Da mesma forma, lembro a contribuição e atenção prestadas pelos titulares das Organizações Militares subordinadas, Vice-Almirantes Braga, na Seconcitem, e Lúcio, no Casnav, e Contra-Almirantes Juliano, na Comissão de Promoções de Oficiais, e Afonso, na Escola de Guerra Naval.

Também registro o convívio cordial com o Estado-Maior do Exército, da Aeronáutica e do Ministério da Defesa, com as secretarias deste Ministério e com as demais autoridades governamentais com as quais tratei assuntos de interesse comuns.
Dentro de poucos minutos estarei encerrando a chefia do último cargo que exerci em minha carreira no serviço ativo da Marinha. Foi uma longa jornada de mais de 47 anos, mas para mim também passou rápido!

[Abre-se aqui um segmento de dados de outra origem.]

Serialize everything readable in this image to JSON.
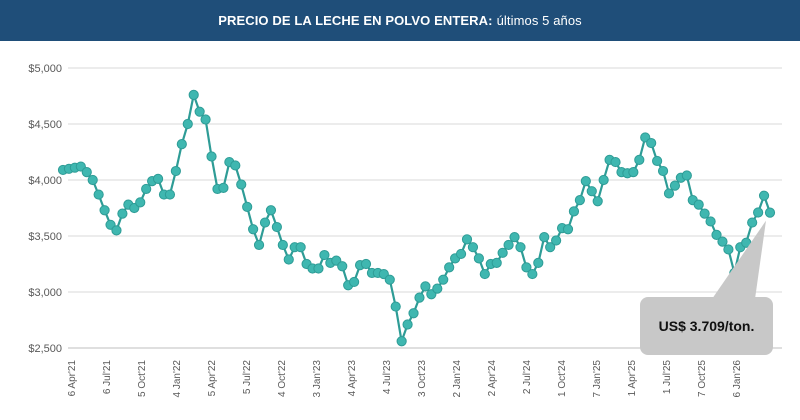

Sem procurar fugir do “lugar comum” dos justos agradecimentos, peço, de antemão, desculpas pelos inevitáveis esquecimentos.
Ingressei no Colégio Naval em março de 1955, aos 16 anos de idade, compondo uma turma de pouco menos de 200 jovens, com muitos sonhos e algumas incertezas.
Superadas as dificuldades iniciais de adaptação, logrei a conclusão do curso daquele estabelecimento, passando, em seguida, ao desafio dos três anos da Escola Naval, e encerrei o período de formação acadêmica com a Viagem de Instrução no Navio-Escola Custódio de Mello, em 1960.

Este intervalo de tempo caracterizou-se pela lapidação do preparo técnico-profissional e pelo polimento de valores morais, os quais, graças à educação que recebi de meus pais, já encontravam-se completamente absorvidos. Mas a Marinha é atenta à formação de seu pessoal. Assim, além de pequenos cursos operativos e de manutenção, aperfeiçoei-me em Eletrônica e completei os Cursos de Comando e Estado-Maior e de Política e Estratégia Marítimas da Escola de Guerra Naval, ou seja, de Mestrado e Doutorado em ciências Navais. Em termos acadêmicos, ainda fui graduado como bacharel em Administração de Empresas.
Minha trajetória como oficial reservou momentos inesquecíveis como encarregado de Divisões a bordo de navios, em especial da de Eletrônica do Navio-Aeródromo Minas Gerais; instrutor e encarregado do Curso de Aperfeiçoamento de Eletrônica para Oficiais; comandante de três navios - o Patrulha Piraquê, o Rebocador Tristão e o Desembarque de Carros de Combate Duque de Caxias - e de Forças Navais - a Força de Apoio e o Comando do 8º Distrito Naval; chefia do Estado-Maior do Comando do 1º Distrito Naval e imediatice do Centro de Instrução Almirante Wandenkolk; promoção ao ciclo de almirantes, sendo o único representante da turma Elmo a ser promovido a almirante-de-esquadra; subchefe do Estado-Maior da Armada e do Comando de Operações Navais; titularidade de Diretorias Especializadas - de Ensino, de Aeronáutica e de Sistemas de Armas -, de órgãos de Direção Setorial - Diretoria-Geral do Material, Diretoria-Geral de Navegação e Comando de Operações Navais - e do órgão de Direção-Geral da Marinha, o Estado-Maior da Armada.

Tive, ainda, a oportunidade de, entre 1979 e 1982, representar o País como membro da delegação brasileira na Terceira Conferência das Nações unidas sobre o Direito do Mar, período para o qual reservarei um espaço especial em minha memória, mercê da importância internacional desse evento e da satisfação e orgulho pessoal de ter participado, tendo estado, inclusive, presente à histórica sessão em que foi votado o trabalho final, que se transformou em Convenção da Nações Unidas sobre o Direito do Mar, a Convenção de Jamaica, e, entre 1981 e 1983, de servir no Comando da Esquadra do Atlântico da Marinha dos Estados Unidos da América.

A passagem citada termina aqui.